We shared so many firsts, but over time it shifted into something built on safety and ease rather than anything vital, like how much we enjoyed each other’s company or were attracted to each other.

“I hope they don’t fire me.”

“Your work? Why would they do that?”

“One of my coworkers got pregnant, and they got rid of her. They made up some bullshit excuse that she wasn’t performing, but everyone knew it was because they thought she wouldn’t pull her weight.”

“Christ, are you serious?”

“Yeah, it’s one of the reasons I want to leave.”

She sighs as she moves past where I’m standing and gingerly lowers herself onto the couch. This is the most normal conversation I’ve had with her since I left here.

“Should I make some coffee?”

“Yes, please,” she says. “Sadie’s nice,” she calls out from the living room as I take two mugs out of the cupboard, and I stare at the old Formica of the countertop as I place the cups carefully down on it. Is she fishing? I don’t want to tell Jane anything about what’s going on with Sadie.

“She’s been a lifesaver at work,” I say. Wrong choice of words, James. “She’s an excellent programmer, and people like her are few and far between.”

Silence. I move around the kitchen on autopilot, filling the coffeemaker with water and putting grounds into a filter before switching it on.

“I think she’s got a bit of a crush on you,” she says, and I’m so glad she can’t see my face.

All I can think about is those cool, interesting gray eyes fixed on me.

The way she chews her lip when her book gets exciting, or she’s stuck on a programming problem.

Her soft lips under mine. I hope she has got a crush on me because I’ve definitely got a crush on her.

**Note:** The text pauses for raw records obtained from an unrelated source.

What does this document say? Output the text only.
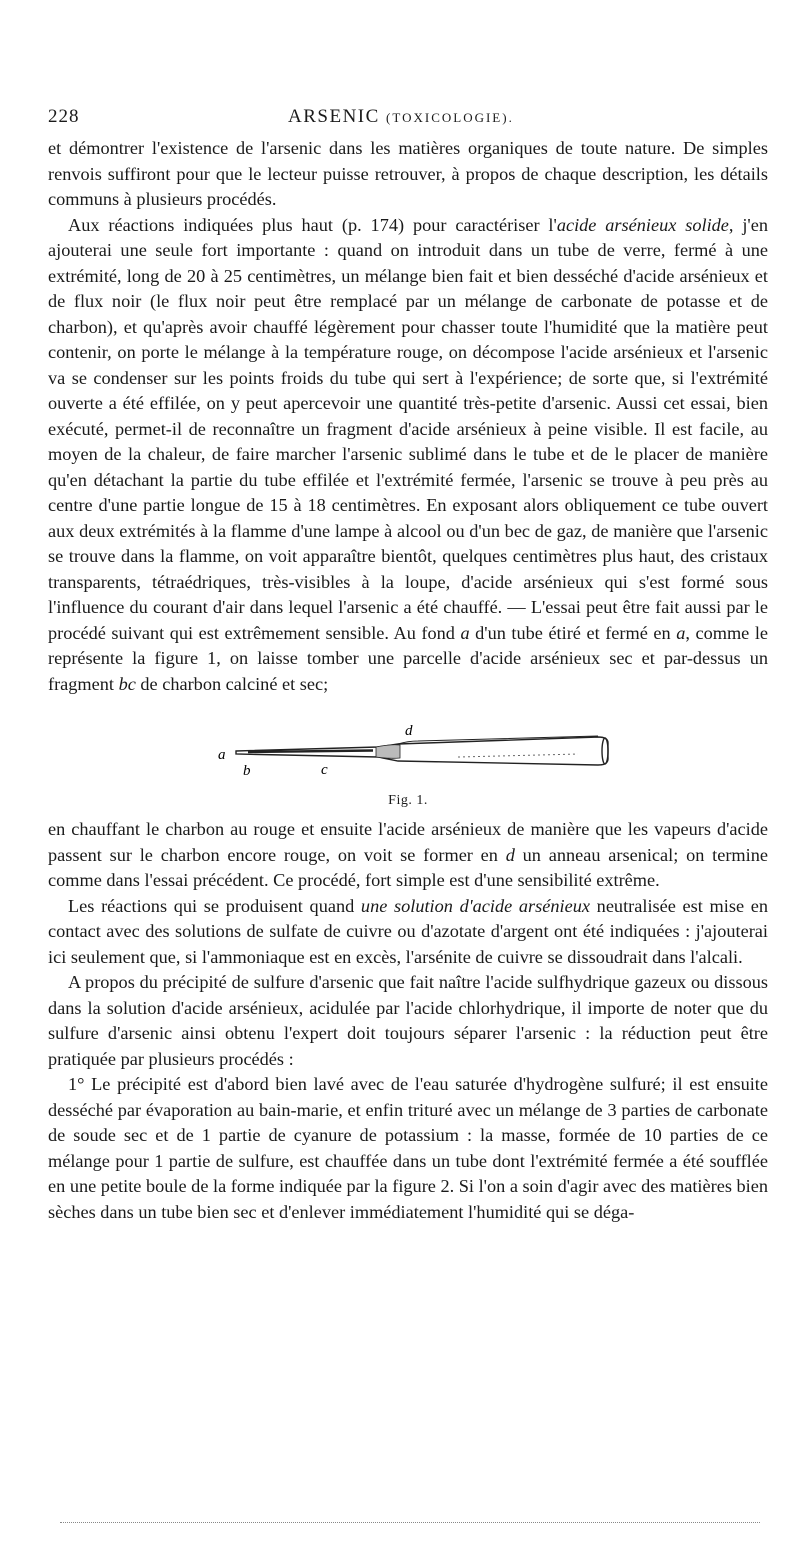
228	ARSENIC (TOXICOLOGIE).

et démontrer l'existence de l'arsenic dans les matières organiques de toute nature. De simples renvois suffiront pour que le lecteur puisse retrouver, à propos de chaque description, les détails communs à plusieurs procédés.

Aux réactions indiquées plus haut (p. 174) pour caractériser l'acide arsénieux solide, j'en ajouterai une seule fort importante : quand on introduit dans un tube de verre, fermé à une extrémité, long de 20 à 25 centimètres, un mélange bien fait et bien desséché d'acide arsénieux et de flux noir (le flux noir peut être remplacé par un mélange de carbonate de potasse et de charbon), et qu'après avoir chauffé légèrement pour chasser toute l'humidité que la matière peut contenir, on porte le mélange à la température rouge, on décompose l'acide arsénieux et l'arsenic va se condenser sur les points froids du tube qui sert à l'expérience; de sorte que, si l'extrémité ouverte a été effilée, on y peut apercevoir une quantité très-petite d'arsenic. Aussi cet essai, bien exécuté, permet-il de reconnaître un fragment d'acide arsénieux à peine visible. Il est facile, au moyen de la chaleur, de faire marcher l'arsenic sublimé dans le tube et de le placer de manière qu'en détachant la partie du tube effilée et l'extrémité fermée, l'arsenic se trouve à peu près au centre d'une partie longue de 15 à 18 centimètres. En exposant alors obliquement ce tube ouvert aux deux extrémités à la flamme d'une lampe à alcool ou d'un bec de gaz, de manière que l'arsenic se trouve dans la flamme, on voit apparaître bientôt, quelques centimètres plus haut, des cristaux transparents, tétraédriques, très-visibles à la loupe, d'acide arsénieux qui s'est formé sous l'influence du courant d'air dans lequel l'arsenic a été chauffé. — L'essai peut être fait aussi par le procédé suivant qui est extrêmement sensible. Au fond a d'un tube étiré et fermé en a, comme le représente la figure 1, on laisse tomber une parcelle d'acide arsénieux sec et par-dessus un fragment bc de charbon calciné et sec;

a
b	c
d
Fig. 1.

en chauffant le charbon au rouge et ensuite l'acide arsénieux de manière que les vapeurs d'acide passent sur le charbon encore rouge, on voit se former en d un anneau arsenical; on termine comme dans l'essai précédent. Ce procédé, fort simple est d'une sensibilité extrême.

Les réactions qui se produisent quand une solution d'acide arsénieux neutralisée est mise en contact avec des solutions de sulfate de cuivre ou d'azotate d'argent ont été indiquées : j'ajouterai ici seulement que, si l'ammoniaque est en excès, l'arsénite de cuivre se dissoudrait dans l'alcali.

A propos du précipité de sulfure d'arsenic que fait naître l'acide sulfhydrique gazeux ou dissous dans la solution d'acide arsénieux, acidulée par l'acide chlorhydrique, il importe de noter que du sulfure d'arsenic ainsi obtenu l'expert doit toujours séparer l'arsenic : la réduction peut être pratiquée par plusieurs procédés :

1° Le précipité est d'abord bien lavé avec de l'eau saturée d'hydrogène sulfuré; il est ensuite desséché par évaporation au bain-marie, et enfin trituré avec un mélange de 3 parties de carbonate de soude sec et de 1 partie de cyanure de potassium : la masse, formée de 10 parties de ce mélange pour 1 partie de sulfure, est chauffée dans un tube dont l'extrémité fermée a été soufflée en une petite boule de la forme indiquée par la figure 2. Si l'on a soin d'agir avec des matières bien sèches dans un tube bien sec et d'enlever immédiatement l'humidité qui se déga-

The machine starts spitting hot water through the grounds and steam curls up around the side of the lid. Don’t say anything, James.

I walk back through to the living room and sink into the couch a respectable distance away from Jane, but she shuffles along and leans on me as the coffeemaker chugs away in the kitchen.

“Her expression whenever she looks at you!” she says, chuckling. “Like you’re some kind of superhero.”

She’s goading me; I just don’t understand why. Did Jane not admire me at all? I always admired her ambition.

“I can’t believe Pops thought she was your girlfriend!” she adds.

Ah. I want to groan out loud. “Why’s that?”

She tsks. “She wouldn’t stand up to anyone about anything!”

Sadie sits with me while I cook and listens to me when I want to talk.

She helped me back to the apartment when I was drunk and ran after me the night of the meal to check I was okay.

What is standing up for someone? Is it confronting scary things on their behalf, or is it standing next to them and giving them support so they can do it for themselves?

A quiet superhero. People like Sadie are everywhere, every day, being ignored by everyone, yet happy in other people’s ignorance of the role they play.

They don’t need anyone’s affirmation. They know exactly what they do.

Jane used to counter every story I told her about work with one of her own.

Sadie’s calm listening and funny comments warm me from the inside out.

But God, I am done with this conversation. “Weren’t you going to talk to your boss?” I say.

She turns away with a long sigh. Then she makes a face, picks up her phone, and presses the screen.

“Paul, it’s Jane. How are you? Yes, I know … I’m sorry to call while the markets are open, but I’ve just left the hospital.”

I listen as she runs through what happened today and her injuries.